Could you give an example of such encoding scheme?

Only in theory.  I can imagine an ISO-2022 encoding that supports escape sequences to swap the active character set to UTF-8 or something.  I don't know of any real encodings that encode Unicode code points and support escape sequences or markup.

Tom.


- Victor

On Wed, Feb 26, 2020 at 7:22 AM Tom Honermann <tom@honermann.net> wrote:
On 2/26/20 2:39 AM, Corentin Jabot via Lib wrote:


On Wed, 26 Feb 2020 at 02:38, Hubert Tong via SG16 <sg16@lists.isocpp.org> wrote:
In [format.string.std], the meaning of "Unicode encoding" added by P1868R2 is unclear. One interpretation of what was meant by "Unicode encoding" is "UCS encoding scheme" (as defined by ISO/IEC 10646). Another interpretation is an encoding scheme capable of encoding all UCS code points that have been assigned to characters. Yet another interpretation is an encoding scheme capable of encoding all UCS scalar values.

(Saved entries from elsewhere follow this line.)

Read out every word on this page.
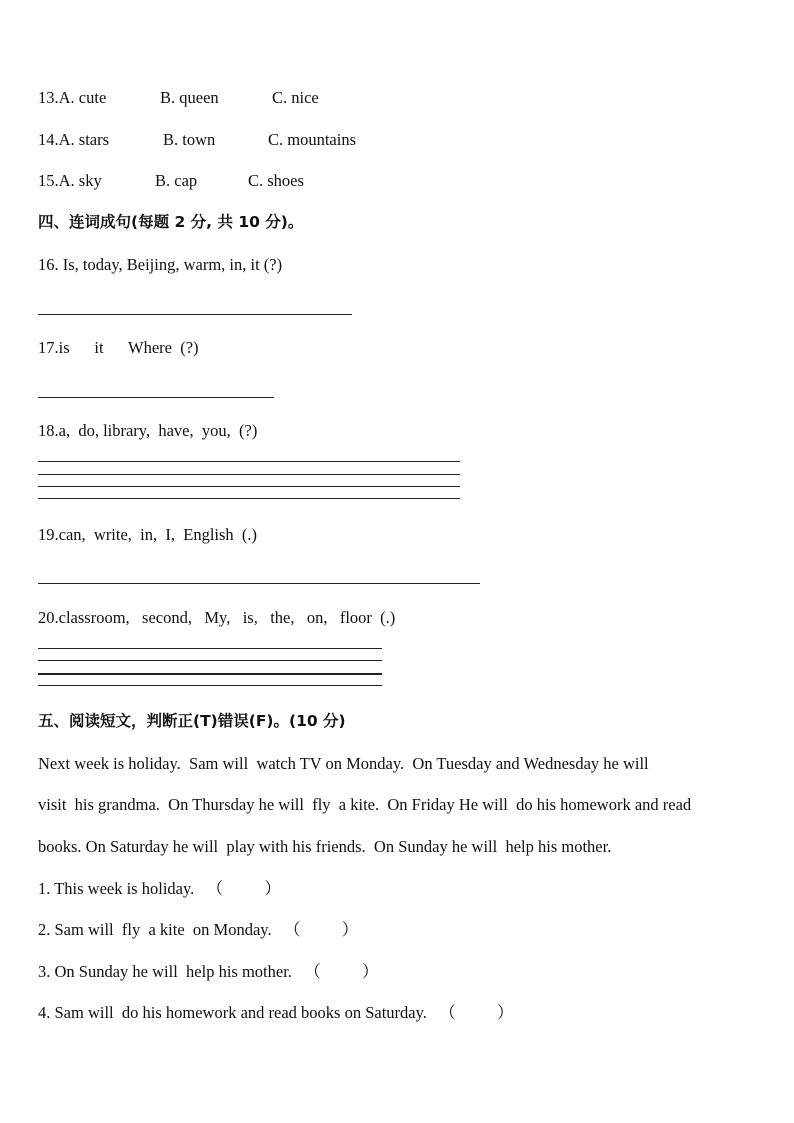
13.A. cute	B. queen	C. nice
14.A. stars	B. town	C. mountains
15.A. sky	B. cap	C. shoes
四、连词成句(每题 2 分, 共 10 分)。
16. Is, today, Beijing, warm, in, it (?)
17.is      it      Where  (?)
18.a,  do, library,  have,  you,  (?)
19.can,  write,  in,  I,  English  (.)
20.classroom,   second,   My,   is,   the,   on,   floor  (.)
五、阅读短文，判断正(T)错误(F)。(10 分)
Next week is holiday.  Sam will  watch TV on Monday.  On Tuesday and Wednesday he will
visit  his grandma.  On Thursday he will  fly  a kite.  On Friday He will  do his homework and read
books. On Saturday he will  play with his friends.  On Sunday he will  help his mother.
1. This week is holiday. （          ）
2. Sam will  fly  a kite  on Monday. （          ）
3. On Sunday he will  help his mother. （          ）
4. Sam will  do his homework and read books on Saturday. （          ）
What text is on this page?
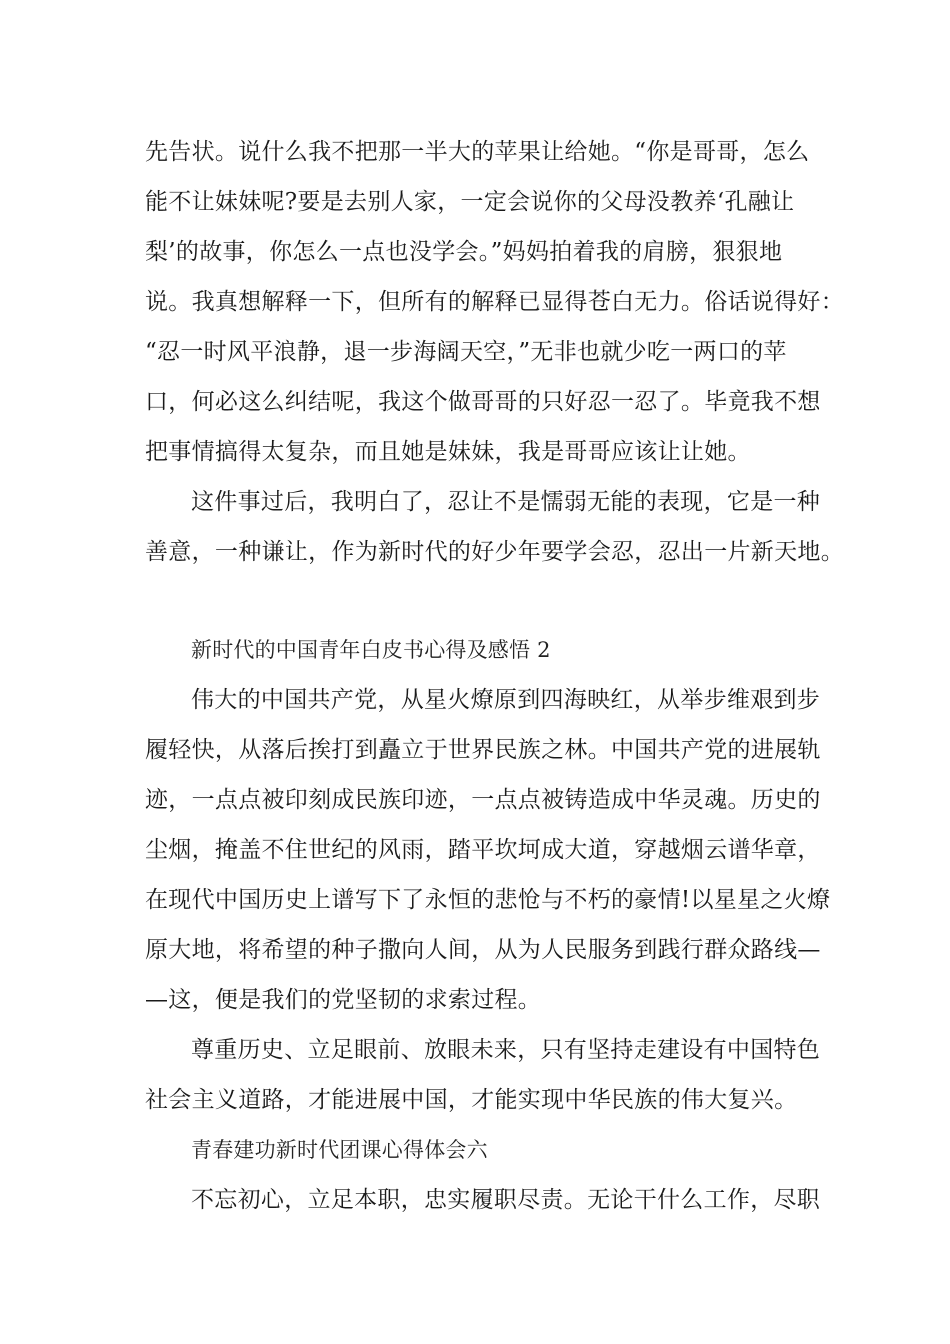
先告状。说什么我不把那一半大的苹果让给她。“你是哥哥，怎么
能不让妹妹呢?要是去别人家，一定会说你的父母没教养‘孔融让
梨’的故事，你怎么一点也没学会。”妈妈拍着我的肩膀，狠狠地
说。我真想解释一下，但所有的解释已显得苍白无力。俗话说得好：
“忍一时风平浪静，退一步海阔天空，”无非也就少吃一两口的苹
口，何必这么纠结呢，我这个做哥哥的只好忍一忍了。毕竟我不想
把事情搞得太复杂，而且她是妹妹，我是哥哥应该让让她。
这件事过后，我明白了，忍让不是懦弱无能的表现，它是一种
善意，一种谦让，作为新时代的好少年要学会忍，忍出一片新天地。
新时代的中国青年白皮书心得及感悟 2
伟大的中国共产党，从星火燎原到四海映红，从举步维艰到步
履轻快，从落后挨打到矗立于世界民族之林。中国共产党的进展轨
迹，一点点被印刻成民族印迹，一点点被铸造成中华灵魂。历史的
尘烟，掩盖不住世纪的风雨，踏平坎坷成大道，穿越烟云谱华章，
在现代中国历史上谱写下了永恒的悲怆与不朽的豪情!以星星之火燎
原大地，将希望的种子撒向人间，从为人民服务到践行群众路线—
—这，便是我们的党坚韧的求索过程。
尊重历史、立足眼前、放眼未来，只有坚持走建设有中国特色
社会主义道路，才能进展中国，才能实现中华民族的伟大复兴。
青春建功新时代团课心得体会六
不忘初心，立足本职，忠实履职尽责。无论干什么工作，尽职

Any encoding scheme capable of encoding any UCS codepoint - where  a UCS codepoint is tautologically any value in the UCS codespace (U+0 - U+10FFFF)

I'd like Victor to weigh in, but I think Hubert's last interpretation meets minimum requirements.  It might be simplified to "any encoding scheme that encodes (only) UCS scalar values" (encoding schemes that support escape sequences or some other form of markup should be excluded).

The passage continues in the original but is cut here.